The sight is "boresighted" to the mortar using a strap-on V-block elbow sight device. The V-block ensures the elbow sight is centered on the tube, and witness marks ensure it is on the same center as the panoramic telescope. The two sights are trained on a sighting board a fixed distance away, so the lines of sight for the panoramic signg and elbow sight are parallel.

The mortar is laid for direction using either an M2 compass or an aiming circle. If the latter is used, it is set up and aligned like a surveying device, and the mortar is "referred" back, adjusting the sight until both the Aiming Circle and the Pan-Tel sight read the same.

Then the sight is placed on standard lay and aiming stakes put out -- the gunner looks through the sight and directs his assistant gunner in placing out two stakes.

When a target is detected, firing data is calculated using a computer, firing tables or plotting board. Based on the range, direction (and sometimes altitude) of the target, the deflection (angle to set on the sight), elevation and charge are determined. The deflection is set on the sight and the mortar cranked around until the crosshairs of the sight are back on the aiming stakes. The elevation is set on the sight and the mortar cranked up or down until the bubbles in the levels are centered.
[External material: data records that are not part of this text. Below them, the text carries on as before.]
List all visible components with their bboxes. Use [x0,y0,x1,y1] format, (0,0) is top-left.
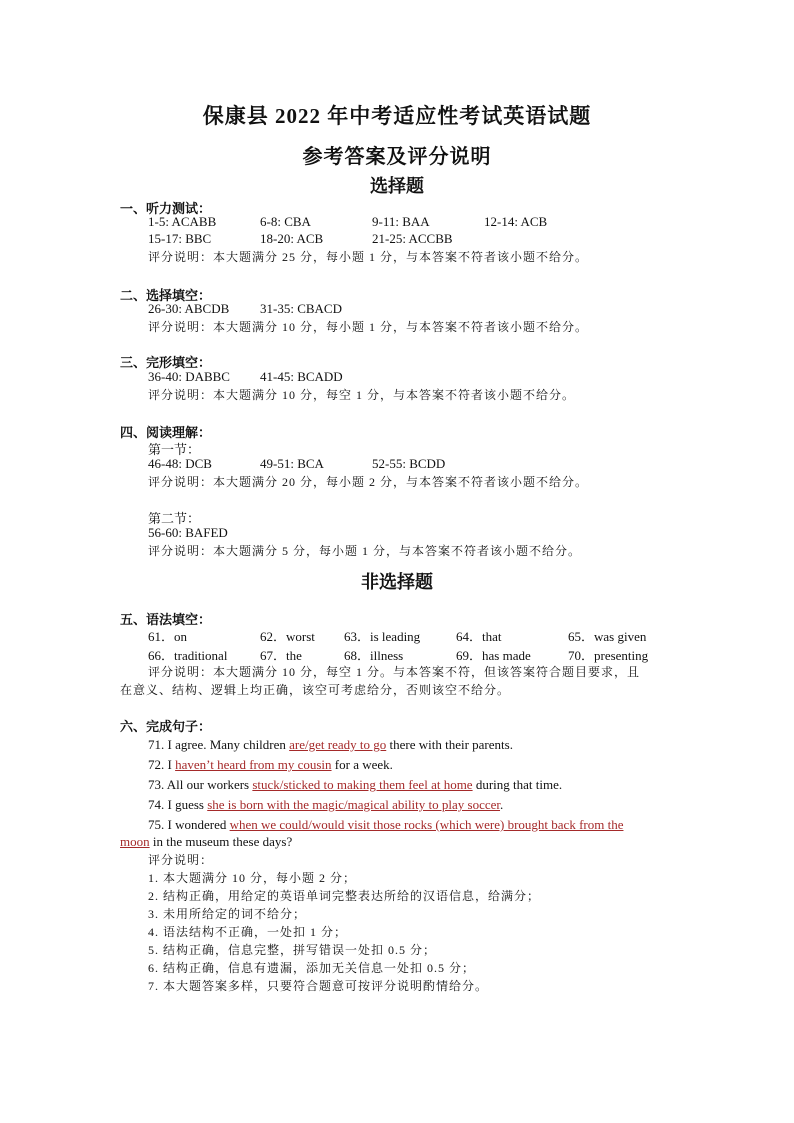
answer-group: 21-25: ACCBB [372,231,453,246]
answer-group: 9-11: BAA [372,214,430,229]
answer-item: 65．was given [568,629,647,644]
answer-group: 6-8: CBA [260,214,311,229]
scoring-note: 评分说明：本大题满分 5 分，每小题 1 分，与本答案不符者该小题不给分。 [148,544,582,558]
answer-item: 63．is leading [344,629,421,644]
answer-item: 70．presenting [568,648,649,663]
answer-group: 18-20: ACB [260,231,324,246]
sentence-text: 71. I agree. Many children [148,737,290,752]
scoring-rule: 1. 本大题满分 10 分，每小题 2 分； [148,871,357,885]
answer-item: 62．worst [260,629,315,644]
sentence-text: 73. All our workers [148,777,253,792]
part-heading-non-choice: 非选择题 [361,572,433,592]
section-3-heading: 三、完形填空： [120,355,212,370]
sentence-answer: moon [120,834,150,849]
answer-group: 15-17: BBC [148,231,212,246]
section-1-heading: 一、听力测试： [120,201,212,216]
sentence-answer: haven’t heard from my cousin [175,757,332,772]
sentence-answer: she is born with the magic/magical ability to play soccer [207,797,501,812]
subsection-2-label: 第二节： [148,511,201,526]
scoring-rule: 2. 结构正确，用给定的英语单词完整表达所给的汉语信息，给满分； [148,889,541,903]
scoring-rule: 7. 本大题答案多样，只要符合题意可按评分说明酌情给分。 [148,979,489,993]
scoring-rule: 4. 语法结构不正确，一处扣 1 分； [148,925,348,939]
scoring-note: 评分说明：本大题满分 10 分，每小题 1 分，与本答案不符者该小题不给分。 [148,320,589,334]
sentence-text: for a week. [331,757,393,772]
scoring-note: 评分说明：本大题满分 25 分，每小题 1 分，与本答案不符者该小题不给分。 [148,250,589,264]
sentence-text: there with their parents. [386,737,513,752]
sentence-text: 72. I [148,757,176,772]
scoring-rule: 5. 结构正确，信息完整，拼写错误一处扣 0.5 分； [148,943,437,957]
answer-item: 67．the [260,648,302,663]
scoring-note-title: 评分说明： [148,853,214,867]
sentence-answer: stuck/sticked to making them feel at home [252,777,473,792]
answer-item: 68．illness [344,648,404,663]
sentence-text: in the museum these days? [149,834,293,849]
answer-group: 1-5: ACABB [148,214,217,229]
scoring-note: 在意义、结构、逻辑上均正确，该空可考虑给分，否则该空不给分。 [120,683,511,697]
answer-group: 49-51: BCA [260,456,324,471]
answer-item: 66．traditional [148,648,228,663]
sentence-75-continued [120,834,292,850]
sentence-73 [148,777,562,793]
document-subtitle: 参考答案及评分说明 [302,146,492,168]
document-title: 保康县 2022 年中考适应性考试英语试题 [202,104,592,128]
answer-group: 26-30: ABCDB [148,301,230,316]
sentence-answer: are/get ready to go [289,737,387,752]
scoring-note: 评分说明：本大题满分 10 分，每空 1 分。与本答案不符，但该答案符合题目要求，且 [148,665,641,679]
answer-group: 41-45: BCADD [260,369,343,384]
scoring-note: 评分说明：本大题满分 20 分，每小题 2 分，与本答案不符者该小题不给分。 [148,475,589,489]
sentence-72 [148,757,393,773]
sentence-74 [148,797,503,813]
answer-group: 52-55: BCDD [372,456,446,471]
sentence-text: . [500,797,504,812]
answer-group: 36-40: DABBC [148,369,230,384]
section-5-heading: 五、语法填空： [120,612,212,627]
section-2-heading: 二、选择填空： [120,288,212,303]
section-4-heading: 四、阅读理解： [120,425,212,440]
answer-item: 69．has made [456,648,531,663]
subsection-1-label: 第一节： [148,442,201,457]
answer-group: 56-60: BAFED [148,525,228,540]
sentence-text: during that time. [472,777,563,792]
answer-group: 46-48: DCB [148,456,212,471]
scoring-note: 评分说明：本大题满分 10 分，每空 1 分，与本答案不符者该小题不给分。 [148,388,576,402]
answer-item: 61．on [148,629,188,644]
sentence-text: 74. I guess [148,797,208,812]
part-heading-choice: 选择题 [370,176,424,196]
sentence-75 [148,817,623,833]
section-6-heading: 六、完成句子： [120,719,212,734]
sentence-71 [148,737,513,753]
sentence-answer: when we could/would visit those rocks (which were) brought back from the [229,817,624,832]
scoring-rule: 6. 结构正确，信息有遗漏，添加无关信息一处扣 0.5 分； [148,961,476,975]
answer-item: 64．that [456,629,502,644]
answer-group: 31-35: CBACD [260,301,342,316]
answer-group: 12-14: ACB [484,214,548,229]
scoring-rule: 3. 未用所给定的词不给分； [148,907,307,921]
sentence-text: 75. I wondered [148,817,230,832]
Depending on how the target was located, the mortar may fire for effect, or the observer may adjust fire. If the latter technique is used, the observer "splits a bracket" -- getting hits over and short of the target. The final bracket may be either 100 meters (for 120mm mortars) or 50 meters for 81 and 60mm mortars.
 
Armies should fear accurate mortar fire, if they don't they quickly will if they ever face them in combat. A good crew can really put the fear of god on you hastily quick. They are calculated for a lot of damage.